Nous sommes vraiment ravi de pouvoir partager cette intimité avec les locaux qui prennent plaisir à nous expliquer les détails de leur culture si particulière. On se sent vraiment dans un autre monde. Nous partons avant la fin de la cérémonie pour prendre un verre, puis allons dormir.
Au petit matin, une douce mélodie nous réveille. En ouvrant la porte, nous tombons sur un homme presque nu en train de danser devant une vieille dame. Il semble répéter des pas de danse traditionnels tels que ceux que nous avons pu apprécier le soir dernier. (suite en commentaire, petit paragraphe de fin)
TL;DR : On est allé tout droit, et il s'est passé des trucs
Au petit matin, une douce mélodie nous réveille. En ouvrant la porte, nous tombons sur un homme presque nu en train de danser devant une vieille dame. Il semble répéter des pas de danse traditionnels tels que ceux que nous avons pu apprécier le soir dernier. À la lumière du jour, nous explorons les alentours de notre maisonnette : un grand espace de danse, de longs sentiers bordés de maisons, certaines plutôt élégantes pour Bali (photo 10). À la fin de son cours, le danseur nous remarque et vient vers nous.
"Hé, attendez, vous avez dormi ici ?
- Heu, oui.
- Vous êtes sérieux ?
- Comment ça ?
- Vous ne réalisez pas, vous venez de passer la nuit chez le danseur traditionnel le plus célèbre de l'île !"
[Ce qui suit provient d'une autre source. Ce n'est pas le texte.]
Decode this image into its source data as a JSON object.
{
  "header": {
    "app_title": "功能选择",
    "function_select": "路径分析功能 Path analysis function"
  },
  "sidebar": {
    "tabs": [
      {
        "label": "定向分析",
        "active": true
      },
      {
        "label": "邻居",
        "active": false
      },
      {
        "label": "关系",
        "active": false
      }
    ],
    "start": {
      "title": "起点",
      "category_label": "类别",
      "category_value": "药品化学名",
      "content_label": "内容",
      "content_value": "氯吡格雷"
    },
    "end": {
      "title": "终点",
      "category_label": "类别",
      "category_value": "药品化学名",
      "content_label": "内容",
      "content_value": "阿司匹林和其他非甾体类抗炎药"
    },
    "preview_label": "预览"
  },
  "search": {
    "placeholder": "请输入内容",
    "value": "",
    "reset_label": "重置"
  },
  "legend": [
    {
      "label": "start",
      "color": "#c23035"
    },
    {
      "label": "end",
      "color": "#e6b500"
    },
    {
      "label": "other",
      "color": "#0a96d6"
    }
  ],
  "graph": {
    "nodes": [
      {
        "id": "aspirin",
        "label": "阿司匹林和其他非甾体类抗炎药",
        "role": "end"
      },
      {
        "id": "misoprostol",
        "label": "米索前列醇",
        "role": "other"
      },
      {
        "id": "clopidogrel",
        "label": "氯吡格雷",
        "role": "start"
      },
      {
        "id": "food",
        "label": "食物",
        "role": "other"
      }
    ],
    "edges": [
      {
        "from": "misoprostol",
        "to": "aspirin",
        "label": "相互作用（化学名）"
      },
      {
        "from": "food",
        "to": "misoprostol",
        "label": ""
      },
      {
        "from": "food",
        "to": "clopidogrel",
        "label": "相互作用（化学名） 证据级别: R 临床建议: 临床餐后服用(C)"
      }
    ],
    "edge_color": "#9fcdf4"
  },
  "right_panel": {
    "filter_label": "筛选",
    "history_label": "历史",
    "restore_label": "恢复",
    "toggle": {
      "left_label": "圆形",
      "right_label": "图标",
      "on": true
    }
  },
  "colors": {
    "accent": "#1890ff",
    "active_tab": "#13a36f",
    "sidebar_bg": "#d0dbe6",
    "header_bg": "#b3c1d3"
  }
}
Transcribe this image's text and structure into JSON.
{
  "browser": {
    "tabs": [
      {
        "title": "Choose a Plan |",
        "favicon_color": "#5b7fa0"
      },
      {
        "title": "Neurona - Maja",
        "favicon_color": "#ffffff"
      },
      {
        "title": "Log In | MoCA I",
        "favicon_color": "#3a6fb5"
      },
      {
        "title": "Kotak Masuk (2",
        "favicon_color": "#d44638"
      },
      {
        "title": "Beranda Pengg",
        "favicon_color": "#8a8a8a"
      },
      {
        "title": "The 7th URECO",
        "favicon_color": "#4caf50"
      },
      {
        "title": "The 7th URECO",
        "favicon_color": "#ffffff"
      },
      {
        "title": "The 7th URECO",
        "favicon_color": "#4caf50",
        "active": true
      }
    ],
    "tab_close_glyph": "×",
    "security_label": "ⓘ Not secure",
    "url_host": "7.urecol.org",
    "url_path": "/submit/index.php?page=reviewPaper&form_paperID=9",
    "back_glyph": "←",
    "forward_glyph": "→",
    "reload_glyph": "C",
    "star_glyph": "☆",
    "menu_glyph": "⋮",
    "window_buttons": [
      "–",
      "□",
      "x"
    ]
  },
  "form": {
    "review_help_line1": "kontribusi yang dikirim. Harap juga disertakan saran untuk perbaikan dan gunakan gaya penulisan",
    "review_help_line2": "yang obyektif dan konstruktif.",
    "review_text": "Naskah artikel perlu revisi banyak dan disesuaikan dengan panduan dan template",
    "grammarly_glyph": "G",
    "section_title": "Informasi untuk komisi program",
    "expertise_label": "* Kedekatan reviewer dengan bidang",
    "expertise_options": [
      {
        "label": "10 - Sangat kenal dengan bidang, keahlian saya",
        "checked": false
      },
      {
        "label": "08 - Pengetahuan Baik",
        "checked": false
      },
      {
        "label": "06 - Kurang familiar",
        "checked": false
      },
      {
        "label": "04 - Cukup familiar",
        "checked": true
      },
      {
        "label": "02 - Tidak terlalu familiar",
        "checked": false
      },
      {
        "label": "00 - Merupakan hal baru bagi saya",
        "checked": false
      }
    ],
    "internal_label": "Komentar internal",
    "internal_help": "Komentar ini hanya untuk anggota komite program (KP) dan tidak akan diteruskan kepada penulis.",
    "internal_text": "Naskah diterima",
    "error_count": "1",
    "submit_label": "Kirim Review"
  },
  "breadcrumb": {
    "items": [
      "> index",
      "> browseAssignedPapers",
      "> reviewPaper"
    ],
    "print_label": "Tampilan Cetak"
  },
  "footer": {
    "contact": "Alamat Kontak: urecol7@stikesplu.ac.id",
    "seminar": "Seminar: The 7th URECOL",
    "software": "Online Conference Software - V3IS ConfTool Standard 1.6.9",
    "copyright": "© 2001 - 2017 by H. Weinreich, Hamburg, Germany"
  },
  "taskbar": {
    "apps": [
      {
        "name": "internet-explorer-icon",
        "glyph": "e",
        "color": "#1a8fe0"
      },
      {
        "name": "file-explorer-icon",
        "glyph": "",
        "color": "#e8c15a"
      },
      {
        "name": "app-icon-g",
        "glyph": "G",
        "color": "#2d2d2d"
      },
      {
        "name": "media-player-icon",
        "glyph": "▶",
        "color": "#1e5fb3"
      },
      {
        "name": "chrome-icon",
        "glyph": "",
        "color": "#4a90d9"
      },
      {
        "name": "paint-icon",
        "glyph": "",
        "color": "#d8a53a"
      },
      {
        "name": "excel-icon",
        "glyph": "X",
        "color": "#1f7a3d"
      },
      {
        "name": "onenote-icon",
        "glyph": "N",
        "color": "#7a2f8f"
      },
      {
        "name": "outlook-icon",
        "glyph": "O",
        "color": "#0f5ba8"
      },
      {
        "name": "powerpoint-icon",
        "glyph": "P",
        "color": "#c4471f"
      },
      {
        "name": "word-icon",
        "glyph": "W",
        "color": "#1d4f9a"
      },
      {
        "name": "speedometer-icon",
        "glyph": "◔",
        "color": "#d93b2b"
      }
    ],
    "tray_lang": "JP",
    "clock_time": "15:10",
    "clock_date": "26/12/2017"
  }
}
Il est lui-même un acteur américain, ici pour se préparer à un rôle. Il nous explique que le vieux monsieur sénile avec qui nous avons parlé hier est l'un des danseurs les plus renommés de sa discipline. De nombreux réalisateurs américains sont venus ici pour leurs films, ainsi que la directrice du Cirque du Soleil pour ses danseurs.
En sortant de notre logement pour reprendre la route, la porte des voisins s'ouvre devant nous, et une vieille dame nous invite chez elle. Nous découvrons les créations de sa famille en matière de masques traditionnels (photo 11) qui sont confectionnés seulement pour les cérémonies officielles. En reprenant nos motos avec mon ami, nous roulons quelques mètres puis nous arrêtons.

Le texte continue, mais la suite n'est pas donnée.